"Pretty feeble, Mr. Ellery. They cried a good deal, and said you were the best and—"
"Et cetera!" said the dwarf. "Suppose we skip that part, Phillips. A—before I forget it, I want you to get me some things in town. Let me see,"—he considered, and began to check off items on his fingers. "A doll, the handsomest doll that can be found, with a trunk full of clothes, or you might say two trunks, Phillips. And—some picture-books, please, and a go-cart—no, I can make that myself. Well, then, a toy dinner-set. You might get it in silver, if you find one; and some bonbons, a lot of bonbons, say ten pounds or so. And—get me a couple of new rugs, thick, soft ones, the best you can find; and—oh! cushions; get a dozen or so cushions, satin and velvet; down pillows, you understand. What's the matter?"

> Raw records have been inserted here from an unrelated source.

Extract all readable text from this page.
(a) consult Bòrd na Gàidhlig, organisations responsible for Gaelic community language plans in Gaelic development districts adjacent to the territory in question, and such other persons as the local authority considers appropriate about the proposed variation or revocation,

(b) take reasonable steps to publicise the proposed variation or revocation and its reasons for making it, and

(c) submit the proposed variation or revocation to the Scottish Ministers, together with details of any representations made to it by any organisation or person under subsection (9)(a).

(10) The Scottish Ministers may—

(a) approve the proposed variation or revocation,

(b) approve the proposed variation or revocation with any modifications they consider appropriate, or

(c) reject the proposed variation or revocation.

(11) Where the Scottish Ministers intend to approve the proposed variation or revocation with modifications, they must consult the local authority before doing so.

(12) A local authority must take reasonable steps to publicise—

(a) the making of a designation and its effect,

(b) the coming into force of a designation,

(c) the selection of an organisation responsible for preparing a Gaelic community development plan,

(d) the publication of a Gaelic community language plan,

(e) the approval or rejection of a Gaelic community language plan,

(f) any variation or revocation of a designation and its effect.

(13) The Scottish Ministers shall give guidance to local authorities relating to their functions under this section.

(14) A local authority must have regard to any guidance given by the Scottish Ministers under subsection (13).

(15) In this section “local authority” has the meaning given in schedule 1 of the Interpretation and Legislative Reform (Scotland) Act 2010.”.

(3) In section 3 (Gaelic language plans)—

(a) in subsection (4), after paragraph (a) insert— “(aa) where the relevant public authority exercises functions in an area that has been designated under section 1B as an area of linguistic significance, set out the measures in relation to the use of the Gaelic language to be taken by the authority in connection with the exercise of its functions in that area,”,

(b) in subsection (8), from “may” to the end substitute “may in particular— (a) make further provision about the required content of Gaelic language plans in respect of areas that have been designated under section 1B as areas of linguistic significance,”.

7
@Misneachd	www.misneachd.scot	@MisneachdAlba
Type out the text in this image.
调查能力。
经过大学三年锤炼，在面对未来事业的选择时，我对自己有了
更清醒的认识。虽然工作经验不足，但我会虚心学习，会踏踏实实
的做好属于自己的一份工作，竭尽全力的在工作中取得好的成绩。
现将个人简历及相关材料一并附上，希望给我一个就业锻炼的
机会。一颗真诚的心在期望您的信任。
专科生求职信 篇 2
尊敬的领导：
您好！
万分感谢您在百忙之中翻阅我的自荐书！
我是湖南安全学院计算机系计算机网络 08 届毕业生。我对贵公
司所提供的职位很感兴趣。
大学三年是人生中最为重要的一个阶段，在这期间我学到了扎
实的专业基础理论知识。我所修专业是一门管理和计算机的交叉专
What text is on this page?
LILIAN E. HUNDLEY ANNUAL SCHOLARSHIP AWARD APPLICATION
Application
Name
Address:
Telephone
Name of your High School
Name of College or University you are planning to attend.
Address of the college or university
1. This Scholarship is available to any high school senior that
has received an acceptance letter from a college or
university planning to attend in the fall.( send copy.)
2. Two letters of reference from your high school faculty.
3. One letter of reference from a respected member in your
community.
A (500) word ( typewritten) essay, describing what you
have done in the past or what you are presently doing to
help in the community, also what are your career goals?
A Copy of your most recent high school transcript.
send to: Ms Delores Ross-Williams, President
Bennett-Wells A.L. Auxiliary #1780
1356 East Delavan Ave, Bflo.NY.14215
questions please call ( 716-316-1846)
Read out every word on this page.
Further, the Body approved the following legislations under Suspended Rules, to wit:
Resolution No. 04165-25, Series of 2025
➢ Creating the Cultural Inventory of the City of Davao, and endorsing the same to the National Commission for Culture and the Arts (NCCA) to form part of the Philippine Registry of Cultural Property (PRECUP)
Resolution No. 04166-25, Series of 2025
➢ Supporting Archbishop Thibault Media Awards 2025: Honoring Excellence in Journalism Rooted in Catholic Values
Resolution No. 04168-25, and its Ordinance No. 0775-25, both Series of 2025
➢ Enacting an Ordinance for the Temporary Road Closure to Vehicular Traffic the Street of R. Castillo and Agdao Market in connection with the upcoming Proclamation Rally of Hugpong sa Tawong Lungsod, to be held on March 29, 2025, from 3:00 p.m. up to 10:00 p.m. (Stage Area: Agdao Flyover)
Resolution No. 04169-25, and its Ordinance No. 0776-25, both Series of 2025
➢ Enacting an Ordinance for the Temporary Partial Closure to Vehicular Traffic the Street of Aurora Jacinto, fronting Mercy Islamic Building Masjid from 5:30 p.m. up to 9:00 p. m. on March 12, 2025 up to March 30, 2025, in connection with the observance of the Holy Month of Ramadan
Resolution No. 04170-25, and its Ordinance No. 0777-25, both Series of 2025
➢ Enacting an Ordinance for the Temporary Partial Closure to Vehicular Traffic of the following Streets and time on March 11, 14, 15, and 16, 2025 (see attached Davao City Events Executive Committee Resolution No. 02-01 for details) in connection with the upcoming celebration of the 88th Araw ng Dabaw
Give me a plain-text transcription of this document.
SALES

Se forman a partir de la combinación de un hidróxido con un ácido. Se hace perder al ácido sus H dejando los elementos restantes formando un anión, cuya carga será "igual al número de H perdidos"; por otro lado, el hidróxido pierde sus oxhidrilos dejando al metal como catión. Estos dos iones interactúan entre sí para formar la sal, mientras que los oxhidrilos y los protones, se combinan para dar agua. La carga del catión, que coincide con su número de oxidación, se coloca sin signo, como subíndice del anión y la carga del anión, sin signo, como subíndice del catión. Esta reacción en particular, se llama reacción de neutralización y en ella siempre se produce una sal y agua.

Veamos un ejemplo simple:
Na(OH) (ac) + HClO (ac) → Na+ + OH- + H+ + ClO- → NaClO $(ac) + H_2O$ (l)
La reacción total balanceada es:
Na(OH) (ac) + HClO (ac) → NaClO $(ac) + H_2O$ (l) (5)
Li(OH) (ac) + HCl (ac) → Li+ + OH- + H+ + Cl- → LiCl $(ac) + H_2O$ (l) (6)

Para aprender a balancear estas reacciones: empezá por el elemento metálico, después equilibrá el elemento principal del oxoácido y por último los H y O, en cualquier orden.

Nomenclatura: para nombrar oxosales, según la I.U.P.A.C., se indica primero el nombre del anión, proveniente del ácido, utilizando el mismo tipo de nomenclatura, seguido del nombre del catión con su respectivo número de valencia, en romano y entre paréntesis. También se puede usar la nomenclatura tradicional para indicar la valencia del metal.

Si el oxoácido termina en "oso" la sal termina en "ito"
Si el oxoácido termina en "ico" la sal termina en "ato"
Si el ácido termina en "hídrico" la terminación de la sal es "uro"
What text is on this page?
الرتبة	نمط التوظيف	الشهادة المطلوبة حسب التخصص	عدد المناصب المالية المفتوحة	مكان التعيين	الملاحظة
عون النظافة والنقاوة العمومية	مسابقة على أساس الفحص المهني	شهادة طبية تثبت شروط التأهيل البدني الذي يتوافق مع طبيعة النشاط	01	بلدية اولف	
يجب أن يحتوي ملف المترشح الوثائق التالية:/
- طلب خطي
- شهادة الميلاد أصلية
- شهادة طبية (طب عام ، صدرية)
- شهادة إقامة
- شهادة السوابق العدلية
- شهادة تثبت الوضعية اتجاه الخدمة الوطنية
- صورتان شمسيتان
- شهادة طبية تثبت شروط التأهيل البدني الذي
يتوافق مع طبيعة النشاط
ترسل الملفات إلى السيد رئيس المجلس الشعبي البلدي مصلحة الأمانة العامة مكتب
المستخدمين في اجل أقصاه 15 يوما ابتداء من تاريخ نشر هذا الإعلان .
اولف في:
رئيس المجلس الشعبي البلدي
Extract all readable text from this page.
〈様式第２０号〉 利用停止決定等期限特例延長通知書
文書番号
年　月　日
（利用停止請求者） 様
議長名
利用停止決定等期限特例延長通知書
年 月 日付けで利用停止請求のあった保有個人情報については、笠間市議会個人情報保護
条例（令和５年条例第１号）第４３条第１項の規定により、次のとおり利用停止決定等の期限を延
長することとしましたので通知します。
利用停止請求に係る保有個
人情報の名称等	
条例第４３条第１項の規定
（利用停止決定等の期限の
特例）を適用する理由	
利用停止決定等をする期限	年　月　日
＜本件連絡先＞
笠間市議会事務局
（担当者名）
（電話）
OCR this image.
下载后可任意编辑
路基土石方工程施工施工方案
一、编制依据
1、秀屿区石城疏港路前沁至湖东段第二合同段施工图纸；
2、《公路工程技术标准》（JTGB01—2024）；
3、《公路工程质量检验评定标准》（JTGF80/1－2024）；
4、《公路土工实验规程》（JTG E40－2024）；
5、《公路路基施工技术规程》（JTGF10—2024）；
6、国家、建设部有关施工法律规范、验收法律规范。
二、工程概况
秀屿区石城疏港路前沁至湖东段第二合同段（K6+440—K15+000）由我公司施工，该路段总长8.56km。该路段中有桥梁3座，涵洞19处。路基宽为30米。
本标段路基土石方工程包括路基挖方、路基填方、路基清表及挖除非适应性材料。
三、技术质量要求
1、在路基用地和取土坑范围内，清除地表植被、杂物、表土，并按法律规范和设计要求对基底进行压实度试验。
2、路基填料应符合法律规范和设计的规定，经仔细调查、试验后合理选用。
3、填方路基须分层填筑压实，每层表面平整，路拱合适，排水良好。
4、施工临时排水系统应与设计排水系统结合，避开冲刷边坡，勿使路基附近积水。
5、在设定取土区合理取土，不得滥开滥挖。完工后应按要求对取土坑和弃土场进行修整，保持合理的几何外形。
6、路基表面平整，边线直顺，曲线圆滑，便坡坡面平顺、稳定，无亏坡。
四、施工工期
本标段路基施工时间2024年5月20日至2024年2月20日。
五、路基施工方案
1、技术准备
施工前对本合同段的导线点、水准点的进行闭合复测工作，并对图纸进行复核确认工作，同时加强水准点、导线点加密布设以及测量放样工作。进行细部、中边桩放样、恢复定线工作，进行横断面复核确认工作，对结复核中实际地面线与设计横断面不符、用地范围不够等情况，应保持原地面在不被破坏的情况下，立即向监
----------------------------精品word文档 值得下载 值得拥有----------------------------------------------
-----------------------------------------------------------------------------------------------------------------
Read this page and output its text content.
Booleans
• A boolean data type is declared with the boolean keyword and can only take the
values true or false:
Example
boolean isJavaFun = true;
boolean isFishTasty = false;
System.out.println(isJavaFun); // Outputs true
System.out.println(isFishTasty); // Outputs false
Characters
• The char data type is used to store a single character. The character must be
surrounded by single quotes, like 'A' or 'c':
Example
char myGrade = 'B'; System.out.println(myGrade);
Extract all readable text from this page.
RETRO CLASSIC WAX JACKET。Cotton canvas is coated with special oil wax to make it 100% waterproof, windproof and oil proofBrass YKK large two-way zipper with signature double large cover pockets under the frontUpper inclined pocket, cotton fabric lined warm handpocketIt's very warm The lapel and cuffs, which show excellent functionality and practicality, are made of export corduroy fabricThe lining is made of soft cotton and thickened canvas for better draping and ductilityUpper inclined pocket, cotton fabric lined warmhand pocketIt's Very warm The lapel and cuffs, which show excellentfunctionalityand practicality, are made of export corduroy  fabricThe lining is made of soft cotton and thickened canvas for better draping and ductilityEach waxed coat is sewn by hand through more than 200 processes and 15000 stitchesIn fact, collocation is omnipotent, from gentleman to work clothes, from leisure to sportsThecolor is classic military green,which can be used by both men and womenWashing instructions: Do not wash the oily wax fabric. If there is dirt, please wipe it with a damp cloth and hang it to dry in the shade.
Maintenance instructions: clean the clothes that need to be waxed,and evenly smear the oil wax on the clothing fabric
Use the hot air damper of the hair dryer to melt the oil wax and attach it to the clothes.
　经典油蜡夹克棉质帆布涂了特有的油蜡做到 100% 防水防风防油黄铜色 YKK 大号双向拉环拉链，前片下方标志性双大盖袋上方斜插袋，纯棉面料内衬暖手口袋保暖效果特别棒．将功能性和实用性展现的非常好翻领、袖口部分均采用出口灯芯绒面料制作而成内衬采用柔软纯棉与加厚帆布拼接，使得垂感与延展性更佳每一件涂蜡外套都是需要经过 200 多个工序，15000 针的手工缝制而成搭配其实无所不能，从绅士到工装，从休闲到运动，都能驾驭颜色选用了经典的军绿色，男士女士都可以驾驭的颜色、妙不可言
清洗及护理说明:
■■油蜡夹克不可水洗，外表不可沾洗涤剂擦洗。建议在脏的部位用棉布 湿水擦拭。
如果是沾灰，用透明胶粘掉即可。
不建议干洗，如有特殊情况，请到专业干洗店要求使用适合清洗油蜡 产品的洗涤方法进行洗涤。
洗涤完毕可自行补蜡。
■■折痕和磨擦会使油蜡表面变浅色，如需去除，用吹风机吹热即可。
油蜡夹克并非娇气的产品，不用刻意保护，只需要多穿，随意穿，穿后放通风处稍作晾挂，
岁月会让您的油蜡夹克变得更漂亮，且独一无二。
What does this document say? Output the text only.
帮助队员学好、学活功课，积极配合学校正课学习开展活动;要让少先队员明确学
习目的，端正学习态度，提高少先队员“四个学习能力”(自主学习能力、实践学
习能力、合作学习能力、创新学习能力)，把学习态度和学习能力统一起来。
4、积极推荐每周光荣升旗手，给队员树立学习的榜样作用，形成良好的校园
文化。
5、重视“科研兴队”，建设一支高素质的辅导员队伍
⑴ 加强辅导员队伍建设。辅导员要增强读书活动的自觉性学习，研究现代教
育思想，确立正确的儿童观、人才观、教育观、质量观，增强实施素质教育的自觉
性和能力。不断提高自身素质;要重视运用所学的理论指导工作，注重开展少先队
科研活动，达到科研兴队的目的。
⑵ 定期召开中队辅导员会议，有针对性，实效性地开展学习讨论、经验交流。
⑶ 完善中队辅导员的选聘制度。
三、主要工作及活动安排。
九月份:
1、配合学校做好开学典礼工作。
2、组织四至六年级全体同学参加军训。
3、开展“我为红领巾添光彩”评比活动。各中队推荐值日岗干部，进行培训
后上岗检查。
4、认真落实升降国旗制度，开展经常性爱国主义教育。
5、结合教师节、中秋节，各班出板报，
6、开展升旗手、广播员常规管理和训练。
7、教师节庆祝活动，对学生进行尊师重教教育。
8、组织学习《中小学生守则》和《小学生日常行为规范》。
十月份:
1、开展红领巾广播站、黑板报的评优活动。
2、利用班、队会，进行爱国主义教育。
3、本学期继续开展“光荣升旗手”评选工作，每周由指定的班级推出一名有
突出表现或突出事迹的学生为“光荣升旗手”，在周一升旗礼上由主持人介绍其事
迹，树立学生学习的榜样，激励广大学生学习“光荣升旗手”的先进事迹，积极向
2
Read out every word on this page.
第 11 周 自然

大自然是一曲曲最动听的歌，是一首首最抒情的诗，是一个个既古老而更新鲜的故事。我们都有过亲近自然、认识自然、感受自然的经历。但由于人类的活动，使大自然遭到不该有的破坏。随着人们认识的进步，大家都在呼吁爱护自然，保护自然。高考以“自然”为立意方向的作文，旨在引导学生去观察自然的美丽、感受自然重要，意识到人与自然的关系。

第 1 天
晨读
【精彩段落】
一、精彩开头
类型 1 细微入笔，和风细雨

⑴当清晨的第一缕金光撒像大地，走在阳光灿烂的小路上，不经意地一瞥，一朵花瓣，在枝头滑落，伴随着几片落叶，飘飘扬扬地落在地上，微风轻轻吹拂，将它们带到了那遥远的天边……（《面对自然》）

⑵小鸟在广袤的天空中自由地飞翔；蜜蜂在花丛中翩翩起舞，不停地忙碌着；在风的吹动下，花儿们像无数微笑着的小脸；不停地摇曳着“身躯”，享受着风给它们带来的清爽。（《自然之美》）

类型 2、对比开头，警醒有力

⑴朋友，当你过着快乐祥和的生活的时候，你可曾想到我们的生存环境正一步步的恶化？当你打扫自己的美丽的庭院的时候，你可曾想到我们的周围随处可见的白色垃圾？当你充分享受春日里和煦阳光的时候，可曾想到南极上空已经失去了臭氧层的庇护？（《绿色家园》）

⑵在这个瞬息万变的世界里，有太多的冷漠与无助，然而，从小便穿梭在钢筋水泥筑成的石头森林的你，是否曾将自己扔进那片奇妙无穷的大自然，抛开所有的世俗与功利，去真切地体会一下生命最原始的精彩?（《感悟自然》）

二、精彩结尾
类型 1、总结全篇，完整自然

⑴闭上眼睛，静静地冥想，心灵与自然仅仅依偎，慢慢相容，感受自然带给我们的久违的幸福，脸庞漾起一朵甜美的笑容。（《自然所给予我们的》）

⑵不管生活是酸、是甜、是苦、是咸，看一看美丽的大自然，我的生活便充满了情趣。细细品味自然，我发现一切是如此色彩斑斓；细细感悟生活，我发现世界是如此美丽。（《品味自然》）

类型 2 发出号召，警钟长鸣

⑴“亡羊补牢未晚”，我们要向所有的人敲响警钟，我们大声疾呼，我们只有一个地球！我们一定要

The man whom he called Phillips was looking at him in a kind of terror that sent the dwarf into a sudden fit of laughter. He gave way to it for a few minutes, then restrained himself, and wiped his eyes with a fine handkerchief, like the one he had given the child. "Phillips, you certainly have the gift of amusing," he murmured. "I am not mad, my dear man; never was saner in my life, I assure you. Observe my eye; feel my pulse; do. You see I am calm, if only you wouldn't make me laugh too much. Far calmer than you are, Phillips. Now we'll come in and go over the papers. First, though,"—he glanced up at the tree again, and seemed to listen, but all was silent, save for the piping and trilling that was seldom still,—"first, is there any news? I don't mean politics. I won't hear a word of politics, you know. I mean—any—any news among—people I used to know?"
The man brightened visibly; then seemed to search his mind. "Mr. Tenby is dead, sir; left half a million. You can have that place now for a song, if you want to invest. Old Mrs. Vivian had a stroke the other day, and isn't expected to live. She'll be worth—"
The dwarf made a movement of impatience. "Old people!" he said. "Why shouldn't they die? Who cares whether they die or live, except themselves and their heirs? Are there no—young people—left in the place?"
Phillips pondered. "No one that you'd be interested in, sir," he said. "There's been a great to-do about a lost child, yesterday. Mr. Valentine's little girl ran away from home, and can't be found. Wild little thing, they say; given her governess no end of trouble. Parents away from home. They're afraid the child has been kidnapped, but I think it's likely she'll turn up; she has run away before, they say. Pretty little girl, six years old; image of her mother. Mother was a Miss—"
Here he stopped, for the dwarf turned upon him in a kind of fury and bade him be still. "What do I care about people's children?" he said. "You are an idle chatterer. Come and let me see this business, whatever it is. Curse the whole of it, deed and house, land and letter! Come on, I tell you, and when you have done, begone, and leave me in peace!"
When the child woke, she was at first too much surprised to speak. She had forgotten things, for she had been sleeping hard, as children do in their noonday naps; and she would naturally have opened her eyes upon a pink nursery with gold trimmings. Instead, here she was in—what kind of place? Around her, on all sides save one, were brown walls; walls that felt soft and crumbly, and smelt queer; yet it was a pleasant queerness. On the one side where they were not, she looked out into a green sky; or perhaps—no, it wasn't a sky, it was woods, very thick woods, and there was no ground at all. She was lying on something soft, and partly it rustled, and partly it felt like thick cold velvet. Now some of the rustling came alive, and two or three birds hopped down from somewhere and sat on her foot and sang. At that the child laughed aloud, instead of screaming, as she had just been beginning to think she might; and then in a moment there was the dwarf, looking in at the green entrance, smiling and nodding at her.
"Oh, you dear dwarf!" said the child. "I am glad to see you. I forgotted where I was in this funny place. Isn't it a funny place, dwarf? how did you get here? what made you know about it? why don't you always live here all the time? what's that that's bright up there?"